In Buie v. McAdory, No. 02-3565 (7th Cir. Aug. 25, 2003) (Easterbook, Rovner & Wood, JJ.), a habeas petitioner argued that the state trial judge abridged his due process rights in permitting a forensic expert to testify that hair samples matched "within a reasonable degree of scientific certainty." According to petitioner, the witness overstated the degree of scientific support for her conclusion. The Seventh Circuit rebuffed this argument. The Constitution, said Judge Easterbrook in the panel opinion, does not require that prosecution experts be correct, nor does it impose Fed. R. Evid. 702 on state trial courts. It requires only that the defendant have an opportunity to cross-examine and present contrary evidence. A summary of the ruling in Buie, and a link to the opinion, can be found here.

And in United States v. Collins, No. 02-3353 (8th Cir. Aug. 25, 2003) (Loken, Riley & Smith, JJ.), the Eighth Circuit found no plain error in the trial court's admission of fingerprint evidence. See the details here.
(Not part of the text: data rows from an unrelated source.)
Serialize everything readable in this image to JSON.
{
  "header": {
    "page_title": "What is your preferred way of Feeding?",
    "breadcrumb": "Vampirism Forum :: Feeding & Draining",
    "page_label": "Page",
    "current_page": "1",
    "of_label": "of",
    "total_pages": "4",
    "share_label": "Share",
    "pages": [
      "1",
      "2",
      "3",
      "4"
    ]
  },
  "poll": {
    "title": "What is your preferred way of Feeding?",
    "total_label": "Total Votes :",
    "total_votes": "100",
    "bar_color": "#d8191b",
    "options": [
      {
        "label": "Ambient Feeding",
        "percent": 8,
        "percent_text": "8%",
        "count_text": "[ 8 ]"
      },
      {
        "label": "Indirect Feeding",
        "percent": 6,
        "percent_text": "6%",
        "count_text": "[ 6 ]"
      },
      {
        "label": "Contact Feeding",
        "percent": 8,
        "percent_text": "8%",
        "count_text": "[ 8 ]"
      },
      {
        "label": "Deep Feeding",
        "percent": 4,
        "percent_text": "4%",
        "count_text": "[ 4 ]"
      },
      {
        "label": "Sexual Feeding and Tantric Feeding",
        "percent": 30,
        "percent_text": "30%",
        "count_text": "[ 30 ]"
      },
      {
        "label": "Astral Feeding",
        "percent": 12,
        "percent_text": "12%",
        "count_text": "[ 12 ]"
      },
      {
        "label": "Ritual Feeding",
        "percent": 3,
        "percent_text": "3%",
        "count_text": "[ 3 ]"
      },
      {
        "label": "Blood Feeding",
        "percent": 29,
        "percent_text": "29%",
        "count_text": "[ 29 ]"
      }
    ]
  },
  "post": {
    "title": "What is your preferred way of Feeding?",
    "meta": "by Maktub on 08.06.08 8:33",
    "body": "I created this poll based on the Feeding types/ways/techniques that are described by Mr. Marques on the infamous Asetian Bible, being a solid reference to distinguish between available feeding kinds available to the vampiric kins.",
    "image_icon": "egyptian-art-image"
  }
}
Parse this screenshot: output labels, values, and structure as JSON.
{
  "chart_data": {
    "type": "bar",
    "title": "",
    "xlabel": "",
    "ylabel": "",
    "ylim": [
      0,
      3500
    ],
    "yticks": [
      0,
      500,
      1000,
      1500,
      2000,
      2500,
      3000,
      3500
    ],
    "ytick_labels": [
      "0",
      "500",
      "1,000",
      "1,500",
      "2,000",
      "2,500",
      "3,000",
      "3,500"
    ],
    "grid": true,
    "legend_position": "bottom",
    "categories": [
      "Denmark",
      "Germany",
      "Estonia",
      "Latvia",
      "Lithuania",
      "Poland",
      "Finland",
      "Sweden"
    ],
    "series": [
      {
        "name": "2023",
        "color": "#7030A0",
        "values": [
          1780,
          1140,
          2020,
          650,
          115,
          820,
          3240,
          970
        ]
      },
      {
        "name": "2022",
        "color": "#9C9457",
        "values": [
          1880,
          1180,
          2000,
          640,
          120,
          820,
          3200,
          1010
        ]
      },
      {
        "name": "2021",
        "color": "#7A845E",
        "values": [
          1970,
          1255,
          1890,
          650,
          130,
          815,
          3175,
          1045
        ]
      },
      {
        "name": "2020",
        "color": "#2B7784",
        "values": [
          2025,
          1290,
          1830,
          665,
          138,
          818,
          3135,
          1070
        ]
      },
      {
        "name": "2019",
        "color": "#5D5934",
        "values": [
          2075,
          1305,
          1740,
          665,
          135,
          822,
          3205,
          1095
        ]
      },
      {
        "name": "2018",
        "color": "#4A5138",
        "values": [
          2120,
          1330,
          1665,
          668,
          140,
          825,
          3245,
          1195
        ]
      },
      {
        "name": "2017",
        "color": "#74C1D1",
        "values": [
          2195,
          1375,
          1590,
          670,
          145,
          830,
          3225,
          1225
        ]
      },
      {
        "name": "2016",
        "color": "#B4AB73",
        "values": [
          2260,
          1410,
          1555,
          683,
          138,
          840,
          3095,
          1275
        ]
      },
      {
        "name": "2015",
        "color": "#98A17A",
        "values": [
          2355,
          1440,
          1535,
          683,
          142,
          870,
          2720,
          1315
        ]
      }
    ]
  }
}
Fed. R. Evid. 702: If scientific, technical, or other specialized knowledge will assist the trier of fact to understand the evidence or to determine a fact in issue, a witness qualified as an expert by knowledge, skill, experience, training, or education, may testify thereto in the form of an opinion or otherwise, if (1) the testimony is based upon sufficient facts or data, (2) the testimony is the product of reliable principles and methods, and (3) the witness has applied the principles and methods reliably to the facts of the case.